研究課題/領域番号 |
15370100
|
研究種目 |
基盤研究(B)
|
配分区分 | 補助金 |
応募区分 | 一般 |
研究分野 |
人類学
|
研究機関 | 京都大学 |
研究代表者 |
片山 一道 京都大学, 大学院・理学研究科, 教授 (70097921)
|
研究分担者 |
井上 貴央 鳥取大学, 医学部, 教授 (20116312)
深澤 芳樹 奈良文化財研究所, 平城京発掘調査部, 主任研究官 (40156740)

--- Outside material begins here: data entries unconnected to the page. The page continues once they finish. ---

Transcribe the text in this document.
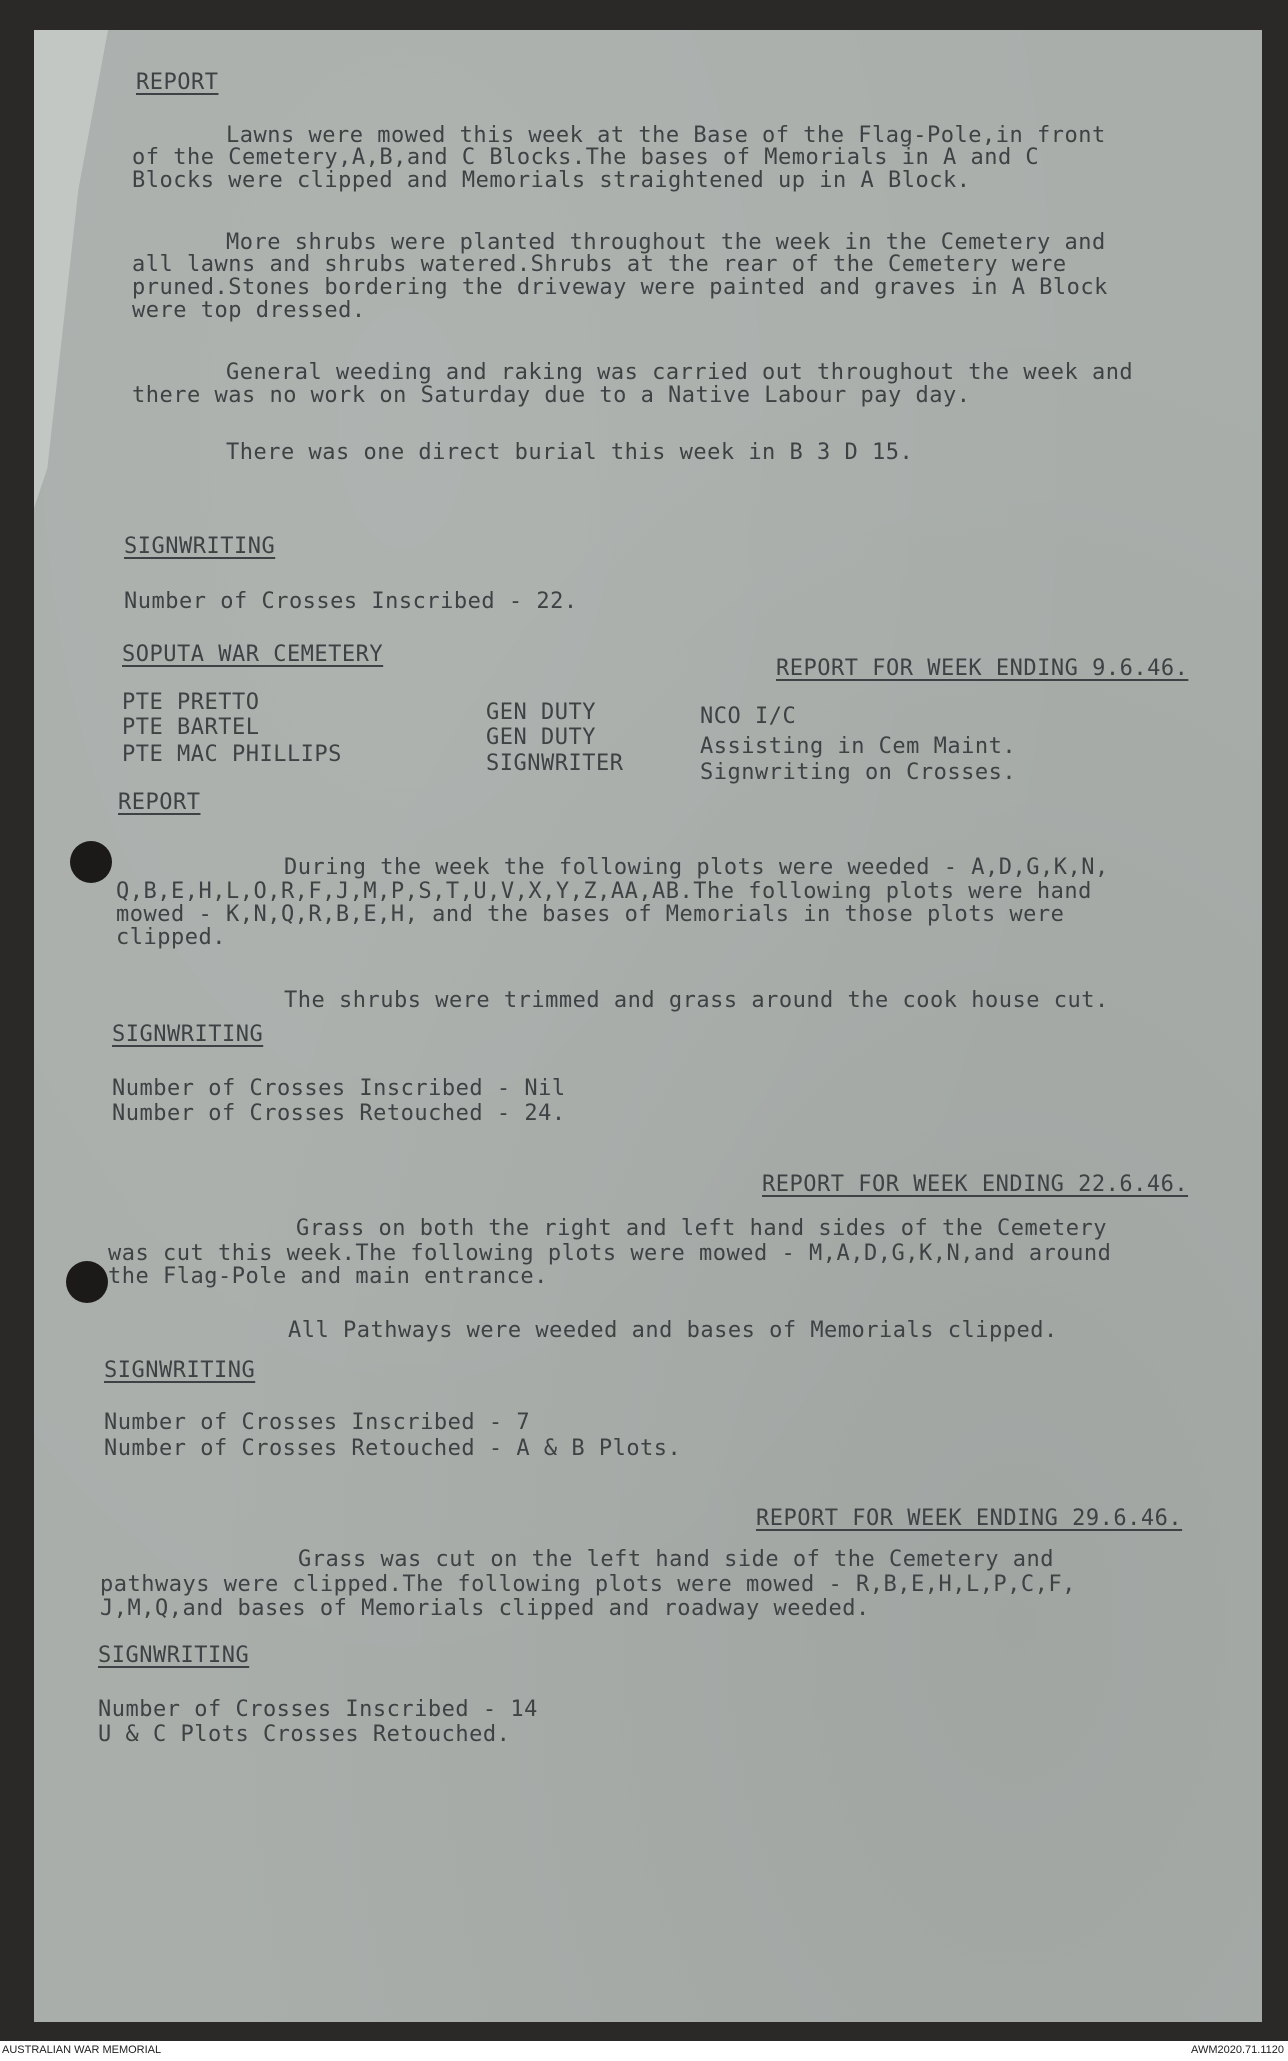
REPORT
Lawns were mowed this week at the Base of the Flag-Pole,in front
of the Cemetery,A,B,and C Blocks.The bases of Memorials in A and C
Blocks were clipped and Memorials straightened up in A Block.
More shrubs were planted throughout the week in the Cemetery and
all lawns and shrubs watered.Shrubs at the rear of the Cemetery were
pruned.Stones bordering the driveway were painted and graves in A Block
were top dressed.
General weeding and raking was carried out throughout the week and
there was no work on Saturday due to a Native Labour pay day.
There was one direct burial this week in B 3 D 15.
SIGNWRITING
Number of Crosses Inscribed - 22.
SOPUTA WAR CEMETERY
REPORT FOR WEEK ENDING 9.6.46.
PTE PRETTO	GEN DUTY	NCO I/C
PTE BARTEL	GEN DUTY	Assisting in Cem Maint.
PTE MAC PHILLIPS	SIGNWRITER	Signwriting on Crosses.
REPORT
During the week the following plots were weeded - A,D,G,K,N,
Q,B,E,H,L,O,R,F,J,M,P,S,T,U,V,X,Y,Z,AA,AB.The following plots were hand
mowed - K,N,Q,R,B,E,H, and the bases of Memorials in those plots were
clipped.
The shrubs were trimmed and grass around the cook house cut.
SIGNWRITING
Number of Crosses Inscribed - Nil
Number of Crosses Retouched - 24.
REPORT FOR WEEK ENDING 22.6.46.
Grass on both the right and left hand sides of the Cemetery
was cut this week.The following plots were mowed - M,A,D,G,K,N,and around
the Flag-Pole and main entrance.
All Pathways were weeded and bases of Memorials clipped.
SIGNWRITING
Number of Crosses Inscribed - 7
Number of Crosses Retouched - A & B Plots.
REPORT FOR WEEK ENDING 29.6.46.
Grass was cut on the left hand side of the Cemetery and
pathways were clipped.The following plots were mowed - R,B,E,H,L,P,C,F,
J,M,Q,and bases of Memorials clipped and roadway weeded.
SIGNWRITING
Number of Crosses Inscribed - 14
U & C Plots Crosses Retouched.
AUSTRALIAN WAR MEMORIAL	AWM2020.71.1120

長尾 正崇 名古屋市立大学, 大学院・医学研究科, 教授 (80227991)
本郷 一美 京都大学, 霊長類研究所, 助手 (20303919)
國松 豊 京都大学, 霊長類研究所, 助手 (80243111)
|
研究期間 (年度) |
2003 – 2005
|
キーワード | 古人骨 / 受傷痕 / 争闘武器類 / 骨考古学 / 実験考古学 / 四分遺跡 / 青谷上寺地遺跡 / 弥生時代 |
研究概要 |
本研究では、ことに弥生時代の遺跡から出土した古人骨に刻まれた受傷痕(殺傷痕)を肉眼解剖学、ことに検鏡観察の方法で分析することにより、創痕の態様について詳細に検査した。具体的には、奈良県四分遺跡や鳥取県青谷上寺地遺跡や神戸市新方遺跡などで出土した人骨の受傷痕を相互に比較分析するとともに、あるいは法医解剖での例などとも比較した。さらに、弥生時代の遺跡で出土した各種の争闘用武器の精巧なレプリカを作製し、それらでニホンザルやブタの新鮮骨に骨損傷を生じせしめる実験をくり返し、実際に古人骨で見つかった傷痕との間で傷跡の態様を詳細に照合することで、古人骨の受傷痕から原因武器を特定する方策を検討するとともに死因を推測する道を模索した。もって、「倭国の大乱」の頃の争いごとや戦闘行為の実態を実証的に解明することをめざした。レプリカ武器類による骨損傷モデルは、だんだんと精巧なものが作製されるようになり、古人骨の骨損傷を原因武器と使用法による同定の精度が格段にあがったため、弥生時代人骨での殺傷痕の真贋を見極める方法論が漸く確立できたものと評価できる。骨損傷の態様について、骨刺創/骨突創、骨切創、骨射創、骨挫創に分類する新しい分析法が有効性をもつと判明したことの意義も大きい。ともかく、弥生時代に実際に使用された武器類を特定し、それによって生じた骨損傷の態様を定性的に提示でき、もって、当時の争闘行為の実態を実証的に解明する道が拓けたことの意義は大きい。今後、さらに深化させるべき骨考古学での共同研究のテーマが設定できたことも、本研究の大きな成果の一つと言えよう。